Fully Funded Swansea and No More Marking Ltd PhD Scholarship: Elevating Comparative Judgment Using a Large-Scale Human-In-The-Loop Bayesian Active Learning Approach (ECSTATIC)
The Comparative Judgment (CJ) method, popular in UK schools, involves selecting superior submissions from pairs. A Bayesian active learning approach (BCJ) has been developed to improve interaction-efficient pair selection and predictive uncertainty. The project aims to scale BCJ to handle thousands of items, propose new methods for dynamic ranking, and provide individual learners with progress tracking. The methods will be designed in collaboration with assessors and learners.
Scholarship Summary:
Qualification Type: PhD
Location: Swansea (UK)
Funding available for: UK Students, EU Students, International Students
Funding amount: £19,237 p.a.
Hours: Full-Time Research
Last Date of Application: 1st May 2024
Funding Source: Swansea University’s Faculty of Science and Engineering and No More Marking Ltd.
The subject of Study: Human-Centred Artificial Intelligence, Optimisation, and Decision-Making
Project Description
Over the past ten years, the Comparative Judgement (CJ) technique has gained popularity in UK schools. Instead of giving each submission a mark, assessors select the better one from a pair. For a limited number of entries, this method preserves accuracy while putting less strain on assessors. We recently devised a Bayesian active learning strategy for CJ (BCJ; https://arxiv.org/abs/2308.13292), which yields trustworthy estimations of rankings and predictive uncertainty while solving the important challenge of interaction-efficient pair selection.
In this linked project, our goal is to scale BCJ to handle thousands of things (instead of tens of them) for the first time, so that scoring and ranking can be done across assignments and schools. We will suggest fresh approaches to dynamically add new ranking items in BCJ in a way that maximizes engagement, and we will come up with ways to provide individual students a sense of how they are doing over time in relation to their classmates. We will analyze these approaches to determine how well they teach learners and assist assessors in making decisions in the face of uncertainty resulting from the practical lack of data and interactions. These techniques will be created in cooperation with assessors and students to make sure they are applicable and helpful once the project is over.
Eligibility
- You must hold an Upper Second Class (2.1) honors degree or master’s degree with a minimum overall grade at ‘Merit’ in Computer Science, Mathematics.
- English Language: IELTS 6.5 Overall (with no individual component below 6.0) or Swansea University recognized equivalent.

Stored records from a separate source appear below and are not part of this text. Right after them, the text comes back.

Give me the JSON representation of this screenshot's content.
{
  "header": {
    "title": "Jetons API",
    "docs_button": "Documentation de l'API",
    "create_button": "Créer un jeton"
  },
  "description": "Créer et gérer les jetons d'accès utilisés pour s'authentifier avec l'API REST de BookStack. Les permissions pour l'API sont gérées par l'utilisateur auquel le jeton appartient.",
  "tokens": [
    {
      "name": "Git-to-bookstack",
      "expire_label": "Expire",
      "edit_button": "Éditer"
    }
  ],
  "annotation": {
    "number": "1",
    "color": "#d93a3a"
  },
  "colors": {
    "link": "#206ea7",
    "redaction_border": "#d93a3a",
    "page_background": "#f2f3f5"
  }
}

Desirable skills and attributes:
- Excellent numerical and programming skills;
- Knowledge of Python.;
- Knowledge of Bayesian statistics, machine learning, and optimization, or a willingness to learn.
This scholarship is open to candidates of any nationality.
Additional Information
This scholarship covers the full cost of tuition fees and an annual stipend at £19,237.
Additional research expenses will also be available.